Grab an image from your blog or site and use Pinterest’s built-in tools to add text and tweak the design of your pin. Most importantly, add a link to the post to drive viewers back to your site or specific blog. The link will prominently show (and become clickable) when viewers hover over your pin. Success isn’t guaranteed, but it’s free to create a Pinterest account and post pins.

Blog link example: Cooking with air fryers has become a time-saving way to make good food at home. One pin we spotted at the time of this writing featured a delectable image of a cheesy sandwich with the words “Air Fryer Grilled Cheese” added in an eye-catching font. The pin included a link to a detailed blog post on how to make the sandwich.

2. Free advertising for your online business

E-commerce business owners can try the organic advertising approach too. In the same way, you would make pins about your business offering, whether it’s a product or online service, and link back to pages on your business website.

Online business link example: A pinner we ran across at the time of this writing used Pinterest posts to drive traffic to a website that offers online painting classes. One pin featured an image of a colorful flower painting with a link to a business site where people could purchase a watercolor painting tutorial.

3. Affiliate marketing on Pinterest

Maybe you started pinning as a fun way to share and engage with others on something you’re passionate about, like cooking, fitness or collecting sneakers. Through consistent posts and demonstrated expertise in your niche, you’ve amassed a following on Pinterest (and likely other social media platforms, too). Your influence could open opportunities to join an affiliate program, where you can earn a commission for promoting products featured in pins.

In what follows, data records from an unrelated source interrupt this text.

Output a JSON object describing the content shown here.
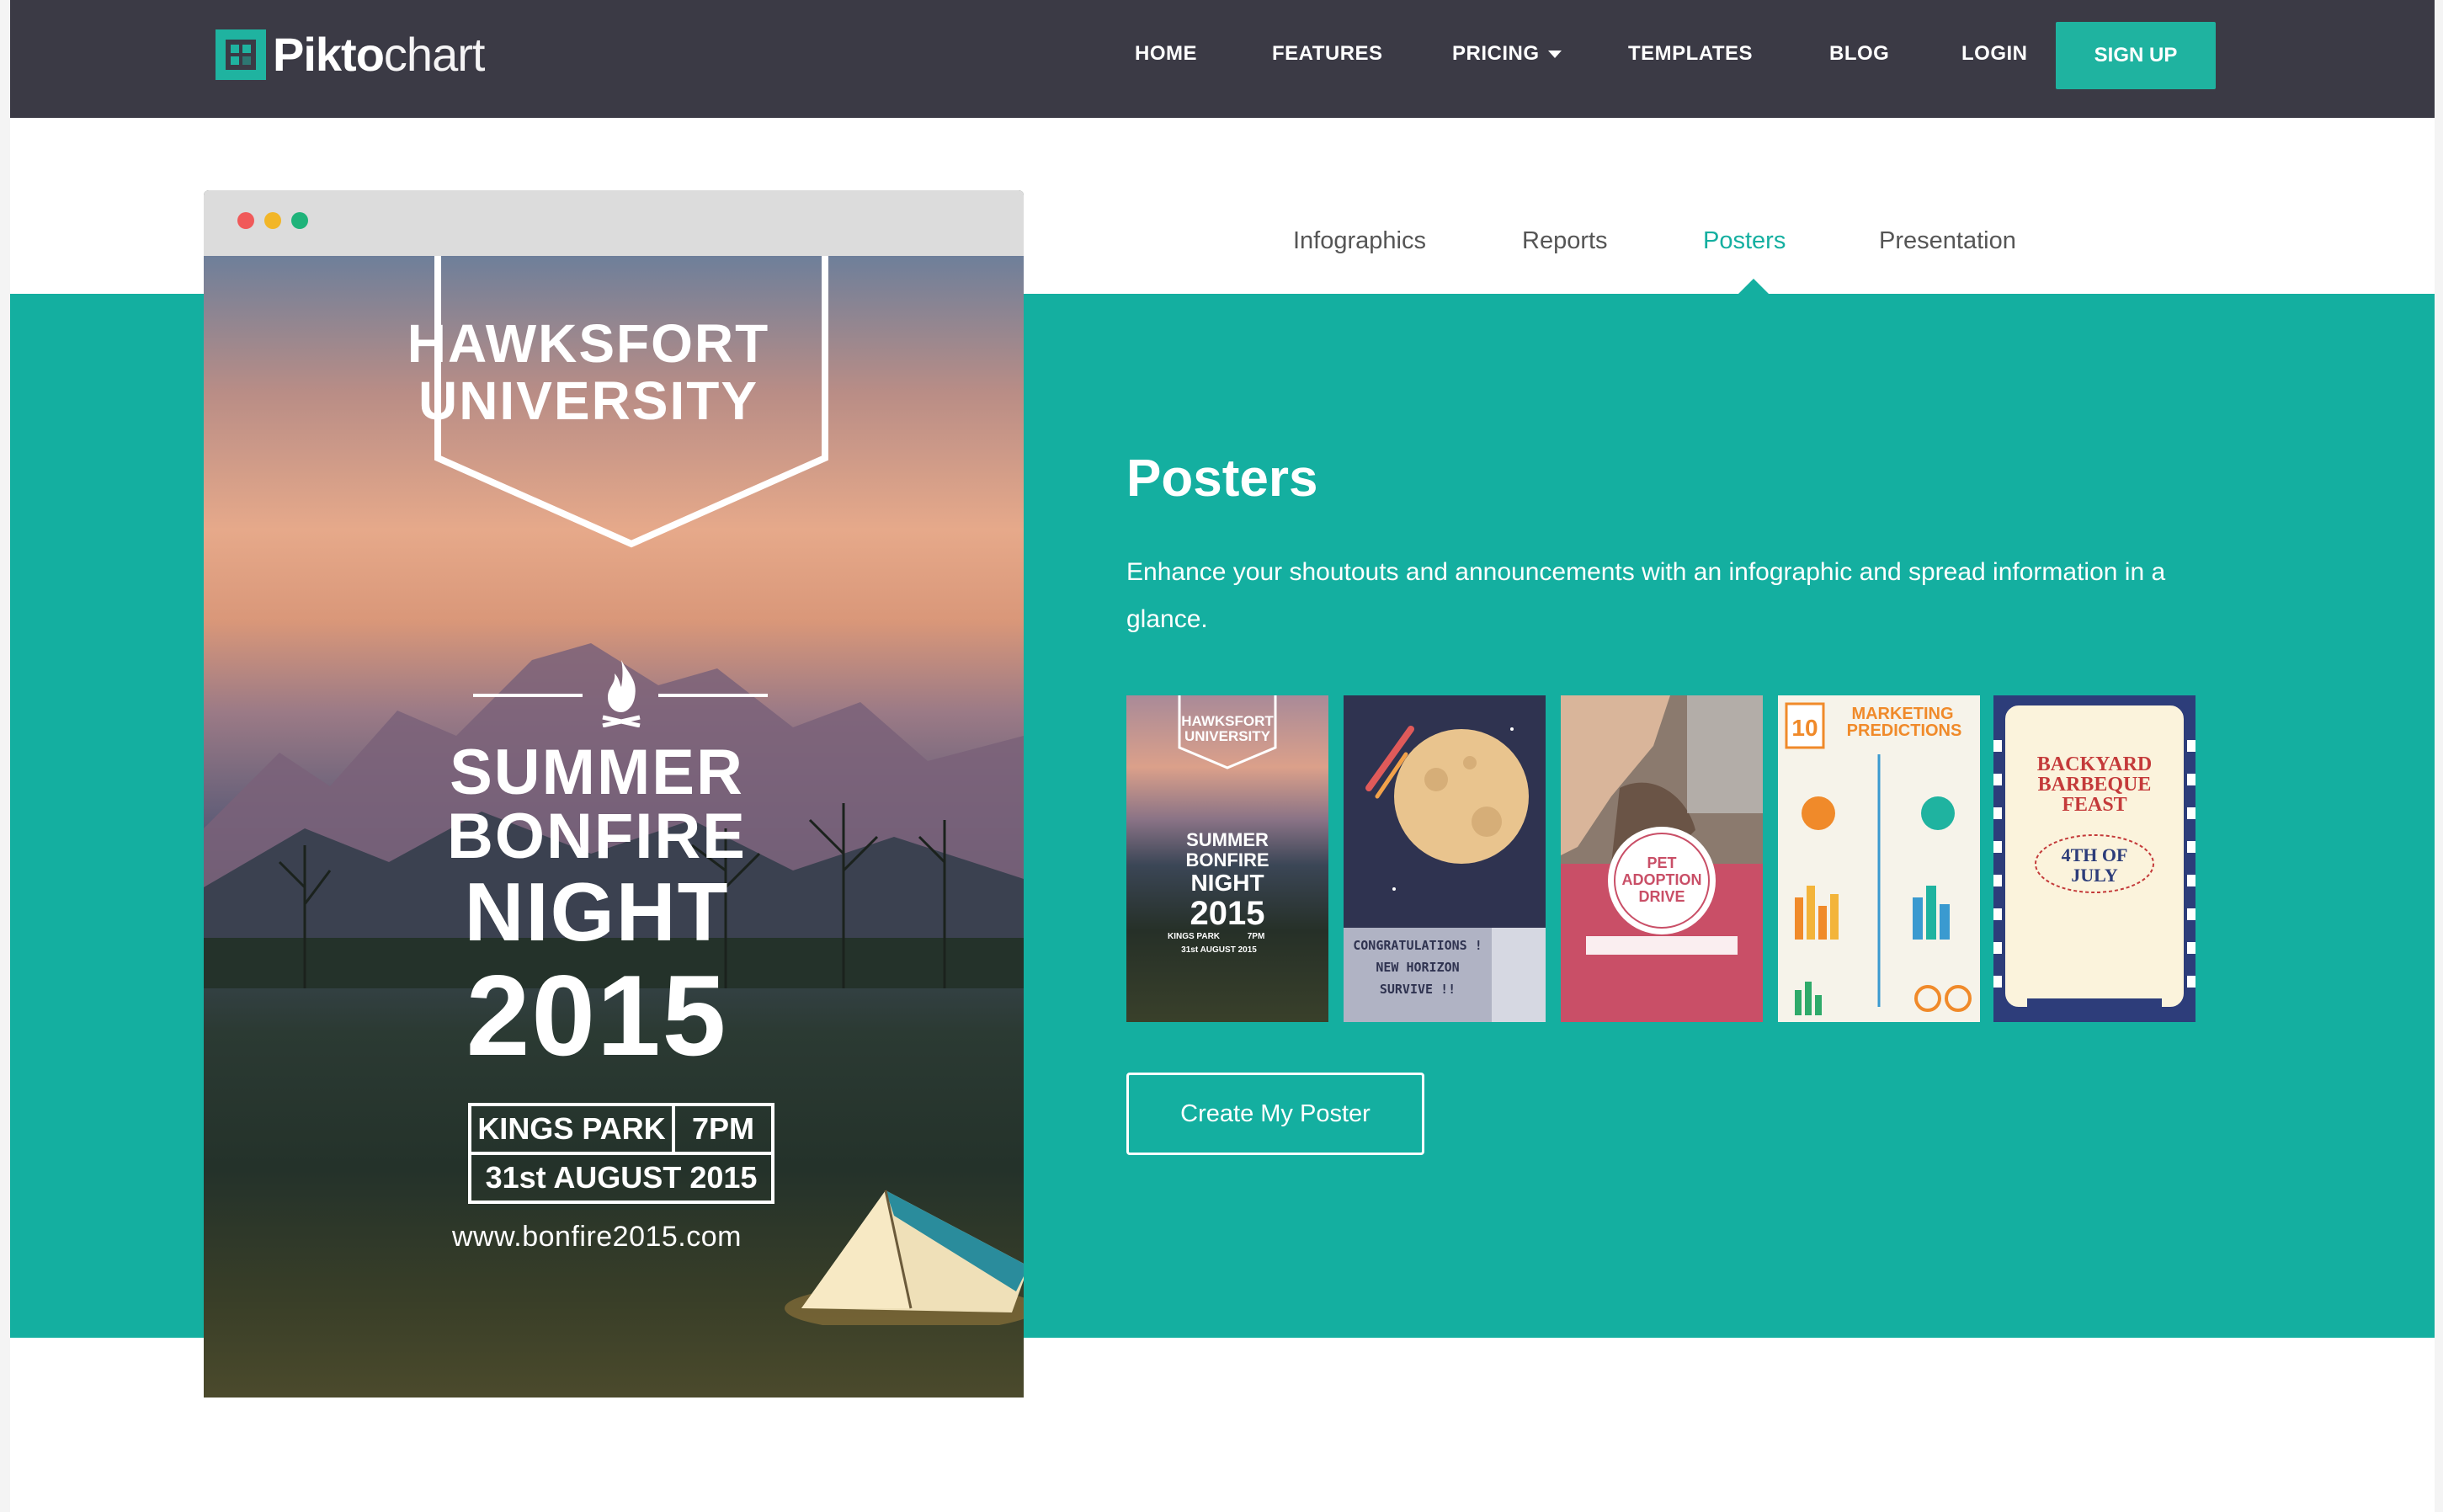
{
  "brand": {
    "logo_bold": "Pikto",
    "logo_light": "chart",
    "accent": "#14afa0",
    "nav_bg": "#3b3a45"
  },
  "nav": {
    "items": [
      "HOME",
      "FEATURES",
      "PRICING",
      "TEMPLATES",
      "BLOG",
      "LOGIN"
    ],
    "signup": "SIGN UP"
  },
  "tabs": {
    "items": [
      "Infographics",
      "Reports",
      "Posters",
      "Presentation"
    ],
    "active": "Posters"
  },
  "section": {
    "title": "Posters",
    "description": "Enhance your shoutouts and announcements with an infographic and spread information in a glance.",
    "cta": "Create My Poster"
  },
  "poster": {
    "university_line1": "HAWKSFORT",
    "university_line2": "UNIVERSITY",
    "line1": "SUMMER",
    "line2": "BONFIRE",
    "line3": "NIGHT",
    "year": "2015",
    "venue": "KINGS PARK",
    "time": "7PM",
    "date": "31st AUGUST 2015",
    "url": "www.bonfire2015.com"
  },
  "thumbnails": {
    "bonfire": {
      "l1": "HAWKSFORT",
      "l2": "UNIVERSITY",
      "l3": "SUMMER",
      "l4": "BONFIRE",
      "l5": "NIGHT",
      "l6": "2015",
      "l7": "KINGS PARK",
      "l8": "7PM",
      "l9": "31st AUGUST 2015"
    },
    "moon": {
      "l1": "CONGRATULATIONS !",
      "l2": "NEW HORIZON",
      "l3": "SURVIVE !!"
    },
    "pet": {
      "l1": "PET",
      "l2": "ADOPTION",
      "l3": "DRIVE"
    },
    "marketing": {
      "num": "10",
      "l1": "MARKETING",
      "l2": "PREDICTIONS"
    },
    "bbq": {
      "l1": "BACKYARD",
      "l2": "BARBEQUE",
      "l3": "FEAST",
      "l4": "4TH OF",
      "l5": "JULY"
    }
  }
}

Once you’re an affiliate, you can use the product tagging feature of Pinterest to add personalized affiliate links to pins. Then, viewers can click directly to product pages outside of Pinterest and make purchases, and you can earn a commission. Some affiliate programs let you feature a full product collection in one place. (Take note that you’re required to disclose your partnership with a brand using a feature in the app.)

Affiliate marketing example: Some fashion and beauty creators pin outfit ideas and link directly to a site that lets interested viewers shop specific “looks.” One affiliate site is called LTK and it connects creators with brands and facilitates commissions for sales. Other popular programs that let you earn a commission for recommending products on social accounts include Amazon Associates and ShareASale.

4. Frugal or entrepreneurial inspiration

Pinterest probably wasn’t started with brand deals and affiliate marketing in mind. It’s first and foremost a digital bulletin board that allows for the broad exchange of ideas. You can use the platform to identify ways to save money. Make Pinterest your first stop when searching for DIY ways to improve your living space.

DIY inspo example: Maybe you can save thousands on a basement remodel by painting the rafters and wall panels instead of paying a contractor to hang drywall. There’s probably a Pinterest pin to serve up some visual ideas and ways to save. If you want to start an online business, search Pinterest for the best things to sell online as part of the research process.

Do you get paid on Pinterest?

Pinterest doesn’t pay content creators directly. Primary ways to make money with Pinterest involve using the platform as a marketing or influencer tool, where earnings come through outside sources like your own business, an affiliate program or a brand you work with.

How many Pinterest followers do you need to get paid?

The self-advertising and influencer marketing methods described above may not be particularly fruitful without at least a few thousand followers. But you can build your following over time through consistent, quality pins that are worth saving. (The Pinterest website stresses the importance of encouraging saves to grow your audience.)

If you’re new to Pinterest, start pinning and see where it takes you. Try these tips to get started:

Convert to a Pinterest business account. You can sign up for or convert your Pinterest personal account to a free business account for access to analytics and the ability for advertisers and merchants to create various ads on the platform.

Pay attention to trends. You can use the built-in Pinterest Trends tool to explore popular search terms, then craft pin titles, tags and description text that hits on relevant keywords.

Study how others do it. Find inspirational pinners in your area of interest and do a deep dive to study their monetizing ways. Click through pins, study imagery and design techniques and explore destination links to take cues from successful strategies.